Alle 15 di domani, 8 ottobre, presenterò finalmente in question time, con diretta televisiva, la mia interrogazione al Governo sulla libertà religiosa che, nei fatti, è stata fortemente limitata nella Regione Lombardia. Si tratta di una libertà che viene sancita dall’articolo 8 della nostra Costituzione, che al primo comma garantisce che “tutte le confessioni religiose sono ugualmente libere davanti alla legge” e inoltre che “quelle diverse dalla cattolica hanno diritto di organizzarsi secondo i propri statuti, in quanto non contrastino con l’ordinamento giuridico italiano”. Regione Lombardia invece, con la Legge regionale n.12 del 2005, “Legge per il Governo del territorio”, all’articolo 52 che si occupa in particolare dei «mutamenti di destinazione d’uso con e senza opere edilizie», ha introdotto una disciplina fortemente restrittiva per il mutamento di destinazione d’uso di immobili finalizzati alla creazione di luoghi di culto, assoggettandolo a condizioni penalizzanti non previste per altre tipologie di locali, assegnando grandissima discrezionalità in capo alle Amministrazioni locali e associando a tale discrezionalità un meccanismo sanzionatorio particolarmente severo. Ad oggi, nei fatti, è possibile ottenere facilmente il cambio di destinazione d’uso di locali già adibiti a cinema o a teatro, e trasformarli ad esempio a supermercato. Non così per aprire un luogo di culto, pur nel rispetto dei locali piani di governo del territorio e delle prescrizioni della normativa sulla sicurezza.

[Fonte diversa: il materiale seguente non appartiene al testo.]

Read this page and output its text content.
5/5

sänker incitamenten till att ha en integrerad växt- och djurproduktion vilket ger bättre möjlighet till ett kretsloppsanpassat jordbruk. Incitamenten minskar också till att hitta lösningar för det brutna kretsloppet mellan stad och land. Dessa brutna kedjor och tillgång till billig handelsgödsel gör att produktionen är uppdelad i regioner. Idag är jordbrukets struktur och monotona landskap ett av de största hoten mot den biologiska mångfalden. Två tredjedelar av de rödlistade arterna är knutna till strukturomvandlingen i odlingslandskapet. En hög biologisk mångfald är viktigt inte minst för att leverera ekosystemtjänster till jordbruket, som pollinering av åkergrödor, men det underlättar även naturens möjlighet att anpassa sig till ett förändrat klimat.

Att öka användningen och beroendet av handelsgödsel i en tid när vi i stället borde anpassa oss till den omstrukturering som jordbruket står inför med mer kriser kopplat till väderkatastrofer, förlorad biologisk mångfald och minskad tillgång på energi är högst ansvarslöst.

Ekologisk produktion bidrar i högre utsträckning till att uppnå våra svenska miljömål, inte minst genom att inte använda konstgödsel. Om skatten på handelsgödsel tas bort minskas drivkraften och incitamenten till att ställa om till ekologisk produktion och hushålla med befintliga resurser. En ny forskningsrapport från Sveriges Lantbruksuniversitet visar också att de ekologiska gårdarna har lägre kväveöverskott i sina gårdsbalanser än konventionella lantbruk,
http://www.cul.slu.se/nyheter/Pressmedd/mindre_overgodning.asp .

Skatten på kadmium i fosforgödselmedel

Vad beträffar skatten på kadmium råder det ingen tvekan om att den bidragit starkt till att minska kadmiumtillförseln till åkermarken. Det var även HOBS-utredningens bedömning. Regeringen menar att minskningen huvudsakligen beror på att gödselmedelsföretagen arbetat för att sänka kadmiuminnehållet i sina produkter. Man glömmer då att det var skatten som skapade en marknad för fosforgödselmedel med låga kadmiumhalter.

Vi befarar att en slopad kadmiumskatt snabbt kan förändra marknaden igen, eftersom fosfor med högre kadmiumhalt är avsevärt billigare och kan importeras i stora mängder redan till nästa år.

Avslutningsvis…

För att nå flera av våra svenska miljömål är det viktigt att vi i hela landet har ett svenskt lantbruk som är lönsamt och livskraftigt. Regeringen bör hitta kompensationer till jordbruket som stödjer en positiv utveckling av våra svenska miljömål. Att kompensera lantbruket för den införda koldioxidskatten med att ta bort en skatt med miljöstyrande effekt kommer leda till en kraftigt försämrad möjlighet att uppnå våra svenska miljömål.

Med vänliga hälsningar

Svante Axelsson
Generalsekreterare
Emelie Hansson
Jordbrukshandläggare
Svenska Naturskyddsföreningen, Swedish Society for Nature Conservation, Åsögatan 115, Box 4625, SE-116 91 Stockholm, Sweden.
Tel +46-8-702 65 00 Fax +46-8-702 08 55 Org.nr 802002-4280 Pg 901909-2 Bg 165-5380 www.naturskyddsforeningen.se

La puntuale applicazione della norma richiamata ha portato alla chiusura di molti luoghi di culto, punti di riferimento per Comunità evangeliche e protestanti, composte soprattutto da immigrati, non ultimo il caso della Chiesa pentecostale di Gorle (Bergamo), il cui luogo di culto di proprietà è stato a suo tempo oggetto di confisca. Vicenda che ha visto in seguito l’annullamento del provvedimento da parte del TAR di Brescia e la restituzione dell’immobile alla Comunità.
Auspico che il Governo promuova iniziative adeguate a superare questo grave ostacolo, su un tema particolarmente delicato quale quello della libertà religiosa.